The first order of business: adapting a nameplate that appeared on the cover 35 years ago. The new Atlantic font is clean, yet classic. The second, restoring the "Dispatches" section and adding new columns, like "Moving Pictures," about pop culture, and "What's Your Problem?" a back-of-the-book advice entry. Just to keep things interesting, the magazine has added standalone illustrations, too.
This month, The Atlantic features a text-heavy cover with 23 questions -- and the appeal eludes me. It's too busy, and some type can only be glimpsed by microscope. Also, it's disconcerting to be asked: "Should children have sex changes?" next to: "Can you avoid hating yourself in the morning?" Yes, if you make the right call on the sex issue. And parents thought getting kids into preppy Upper East Side preschools was hard.
The Atlantic, never afraid to provoke readers, is committed to "no party or clique"; it wants to argue about controversial ideas, like Jews at a Seder.
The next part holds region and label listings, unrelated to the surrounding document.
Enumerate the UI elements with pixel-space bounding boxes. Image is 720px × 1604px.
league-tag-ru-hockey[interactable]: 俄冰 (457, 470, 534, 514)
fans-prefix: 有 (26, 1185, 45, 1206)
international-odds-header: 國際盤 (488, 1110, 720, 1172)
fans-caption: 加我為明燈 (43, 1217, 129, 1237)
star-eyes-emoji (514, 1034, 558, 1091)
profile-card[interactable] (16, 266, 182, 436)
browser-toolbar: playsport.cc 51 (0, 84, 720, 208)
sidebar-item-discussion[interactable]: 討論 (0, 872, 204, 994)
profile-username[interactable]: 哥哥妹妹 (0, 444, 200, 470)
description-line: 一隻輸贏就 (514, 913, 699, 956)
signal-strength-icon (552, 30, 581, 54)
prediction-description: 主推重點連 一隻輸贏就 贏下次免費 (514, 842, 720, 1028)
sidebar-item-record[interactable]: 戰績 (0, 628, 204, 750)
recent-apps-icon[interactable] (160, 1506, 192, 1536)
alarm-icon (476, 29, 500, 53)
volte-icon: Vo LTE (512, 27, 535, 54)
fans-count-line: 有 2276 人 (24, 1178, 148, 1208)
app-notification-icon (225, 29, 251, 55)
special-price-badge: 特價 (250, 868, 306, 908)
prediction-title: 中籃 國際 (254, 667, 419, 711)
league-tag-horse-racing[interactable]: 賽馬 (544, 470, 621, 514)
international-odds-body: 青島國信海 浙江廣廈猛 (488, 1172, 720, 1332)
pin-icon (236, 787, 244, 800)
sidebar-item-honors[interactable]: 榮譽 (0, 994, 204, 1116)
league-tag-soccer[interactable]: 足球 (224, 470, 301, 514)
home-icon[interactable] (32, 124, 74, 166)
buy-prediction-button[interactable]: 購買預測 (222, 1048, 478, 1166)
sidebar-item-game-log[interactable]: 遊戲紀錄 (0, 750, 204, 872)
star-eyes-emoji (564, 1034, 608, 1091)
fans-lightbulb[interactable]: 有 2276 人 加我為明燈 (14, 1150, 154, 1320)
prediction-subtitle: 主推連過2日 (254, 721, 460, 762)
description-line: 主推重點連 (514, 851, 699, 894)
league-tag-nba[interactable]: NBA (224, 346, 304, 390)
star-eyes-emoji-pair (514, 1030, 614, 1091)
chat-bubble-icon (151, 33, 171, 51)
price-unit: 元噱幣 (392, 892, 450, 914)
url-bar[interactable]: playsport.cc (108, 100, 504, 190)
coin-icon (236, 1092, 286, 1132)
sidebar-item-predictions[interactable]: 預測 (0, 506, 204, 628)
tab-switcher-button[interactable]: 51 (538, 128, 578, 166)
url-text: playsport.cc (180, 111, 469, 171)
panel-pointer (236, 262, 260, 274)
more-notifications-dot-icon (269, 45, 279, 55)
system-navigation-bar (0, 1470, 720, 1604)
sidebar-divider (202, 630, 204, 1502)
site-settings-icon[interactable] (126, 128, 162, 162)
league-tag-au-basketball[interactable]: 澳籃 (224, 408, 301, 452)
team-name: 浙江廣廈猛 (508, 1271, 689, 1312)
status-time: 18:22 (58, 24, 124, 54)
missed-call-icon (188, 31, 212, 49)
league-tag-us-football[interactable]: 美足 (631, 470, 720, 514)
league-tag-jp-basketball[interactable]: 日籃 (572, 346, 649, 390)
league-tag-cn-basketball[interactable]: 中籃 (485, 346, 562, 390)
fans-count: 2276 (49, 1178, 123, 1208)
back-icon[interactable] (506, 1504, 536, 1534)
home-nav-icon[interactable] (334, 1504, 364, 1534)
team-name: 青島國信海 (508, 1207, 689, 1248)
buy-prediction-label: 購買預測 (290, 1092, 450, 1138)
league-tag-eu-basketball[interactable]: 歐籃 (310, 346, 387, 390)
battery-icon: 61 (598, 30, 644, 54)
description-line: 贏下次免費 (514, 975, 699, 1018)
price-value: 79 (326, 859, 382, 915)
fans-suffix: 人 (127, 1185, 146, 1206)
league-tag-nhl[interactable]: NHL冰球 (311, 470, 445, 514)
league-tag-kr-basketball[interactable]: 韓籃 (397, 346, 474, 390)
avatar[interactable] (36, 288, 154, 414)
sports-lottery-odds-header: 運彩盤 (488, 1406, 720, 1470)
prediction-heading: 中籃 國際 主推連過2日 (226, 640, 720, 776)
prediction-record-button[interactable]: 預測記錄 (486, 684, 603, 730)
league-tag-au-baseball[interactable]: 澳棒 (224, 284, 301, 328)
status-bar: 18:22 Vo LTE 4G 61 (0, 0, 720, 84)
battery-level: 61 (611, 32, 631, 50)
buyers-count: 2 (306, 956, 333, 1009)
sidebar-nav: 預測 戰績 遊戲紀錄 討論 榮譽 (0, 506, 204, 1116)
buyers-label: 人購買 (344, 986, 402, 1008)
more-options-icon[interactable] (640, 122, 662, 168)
For instance, Harvard professor Steven Pinker wrote a thoughtful essay on the FCC's crusade against swearing, litigated in several high-profile cases. While it's apparently bad form to utter profanity on TV, sycophantic celebrity interviewer James Lipton delights in asking stars their favorite four-letter words. Me, I'd go with "sale." It's loaded with collective power.
So is "atheist," though for much different reasons. Faith is explored in the new film "Religulous," Bill Maher's comedic takedown of religion, in which Christianity gets the biggest send-up. What's it all about, Alfie? On his quest to determine what makes believers tick, Maher finds a whole lotta crazy going on.
The feature on Rhee is more sobering. She's an education revolutionary determined to improve an abysmal school system, since success could have a stunning impact on public education. To get the job done, she isn't afraid to kick ass -- unions, politicians or parents. Given the frustration level and the endless impediments, I'd call her battle a profile in courage.
On balance, I'd say reading The Atlantic is akin to mental gymnastics. The range of topics -- from foreign policy to V.S. Naipal's biography -- touched the key muscle groups: head and heart. It's not every magazine that carries a 4,000-word story on transgender children and the potential medical decisions families with such kids face. It certainly opened my eyes.
And this Thanksgiving, when there is a lull in the conversation, that moment after the food is served but before the familial in-fighting begins, I'll know exactly how to kick-start it.